The notes are usually white. Thus, secreted among the earthy tones of my spices and the vibrant colors of their packaging, they stand out like little flags. Flags of surrender, of peace.

It has taken much for this friendship to forge. My friend and I are, on the surface, far more different than we are alike. But as time has progressed, we've come to see our similarites - to treasure them as equally precious alongside the things that make us unique.

And now, now I have a new note to add to my collection. I read it a week ago, and its words haunt me still. "Nothing is forever," my friend wrote in this note. "It would be foolish of me to assume this friendship could go on forever." No, she did not want to dissolve the relationship we have built - she merely wanted to take out an insurance policy, in her words.
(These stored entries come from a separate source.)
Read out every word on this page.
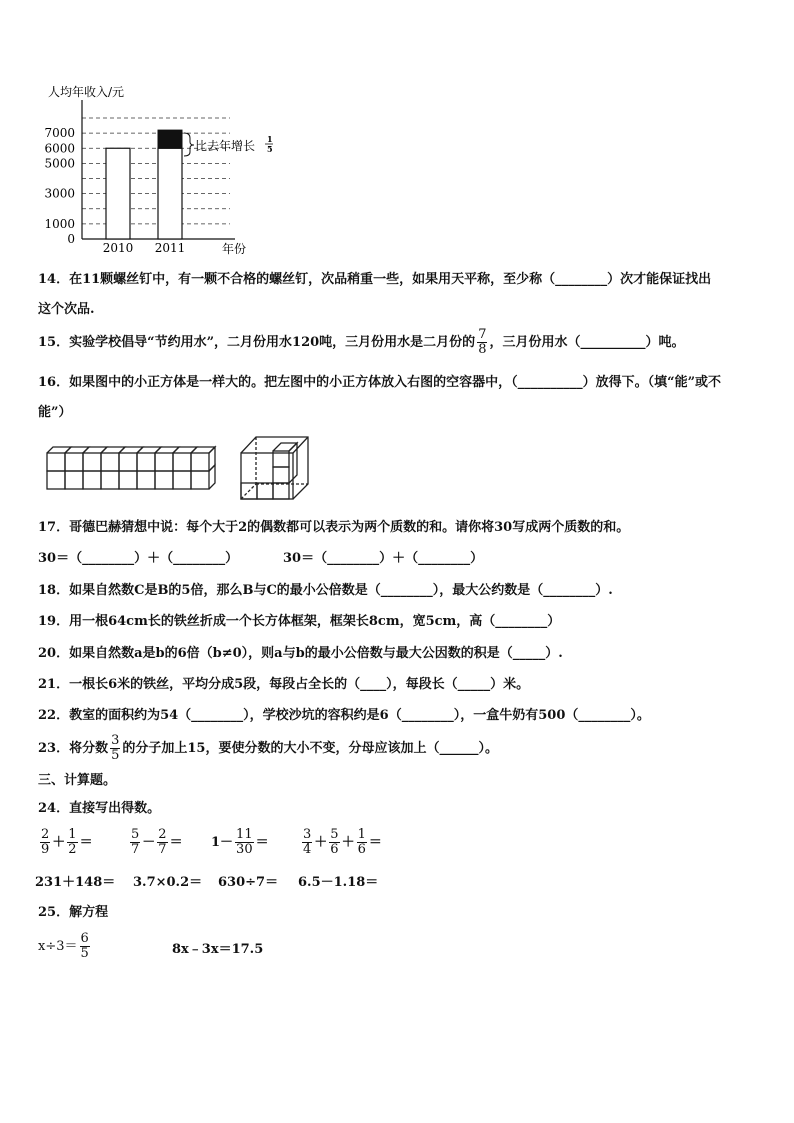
人均年收入/元
0
1000
3000
5000
6000
7000
2010 2011	年份
比去年增长 1
5
14．在11颗螺丝钉中，有一颗不合格的螺丝钉，次品稍重一些，如果用天平称，至少称（________）次才能保证找出
这个次品.
15．实验学校倡导“节约用水”，二月份用水120吨，三月份用水是二月份的 $\frac{7}{8}$ ，三月份用水（__________）吨。
16．如果图中的小正方体是一样大的。把左图中的小正方体放入右图的空容器中，（__________）放得下。（填“能”或不
能”）
17．哥德巴赫猜想中说：每个大于2的偶数都可以表示为两个质数的和。请你将30写成两个质数的和。
30＝（________）＋（________）	30＝（________）＋（________）
18．如果自然数C是B的5倍，那么B与C的最小公倍数是（________），最大公约数是（________）.
19．用一根64cm长的铁丝折成一个长方体框架，框架长8cm，宽5cm，高（________）
20．如果自然数a是b的6倍（b≠0），则a与b的最小公倍数与最大公因数的积是（_____）.
21．一根长6米的铁丝，平均分成5段，每段占全长的（____），每段长（_____）米。
22．教室的面积约为54（________），学校沙坑的容积约是6（________），一盒牛奶有500（________）。
23．将分数 $\frac{3}{5}$ 的分子加上15，要使分数的大小不变，分母应该加上（______）。
三、计算题。
24．直接写出得数。
$\frac{2}{9} + \frac{1}{2}$ ＝	$\frac{5}{7} - \frac{2}{7} = 1- \frac{11}{30}$ ＝	$\frac{3}{4} + \frac{5}{6} + \frac{1}{6}$ ＝
231＋148＝ 3.7×0.2＝ 630÷7＝ 6.5－1.18＝
25．解方程
$x\div 3= \frac{6}{5}$	8x﹣3x＝17.5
Wanted to inform me that no matter what happened, I would always have her love.

And while this gesture is sweet - it also leaves me sad. How poignant to think of friendships like this - as things that cannot be guaranteed. They, like the spices with which we enhance our foods, are the things that give our life the most flavor.

And then - there it is. Flavor. While this friendship may not last a lifetime (who knows what quirks time and chance have in store?), its flaovr can never be forgotten. I will live the rest of my life having been forever changed by my friend. Regardless of how long our friendship lasts, my present and future always contain the echo of my friend's existence, her love.

And this is the beauty of it. These spice notes, yes. They are an insuranc policy. A gift. And yet also, they are just what they remind me of: Little flags of surrender. With each note she leaves me, with each note I send back for her, my friend and I surrender another portion of our pre-friendship life - turning over more of ourselves to be flavored by this shared experience. I am grateful. I am honored. And I am anxioius to see, with each passing year, how we will flavor each other's futures. Some day, when we smile from the warm shelter of eternity back on our cold years on earth, we will recognize that this existence prepared us for the one to come After - that all our gestures of love, of sisterhood, of surrender, were flavoring far more than our few years on earth.

And with that in mind, I can truly say that I believe my friend and I will be forever friends. With this life as the beginning, and eternity ahead ... Forever is a reality, after all.

Somehow, I think there will be spice drawers in Forever - don't you?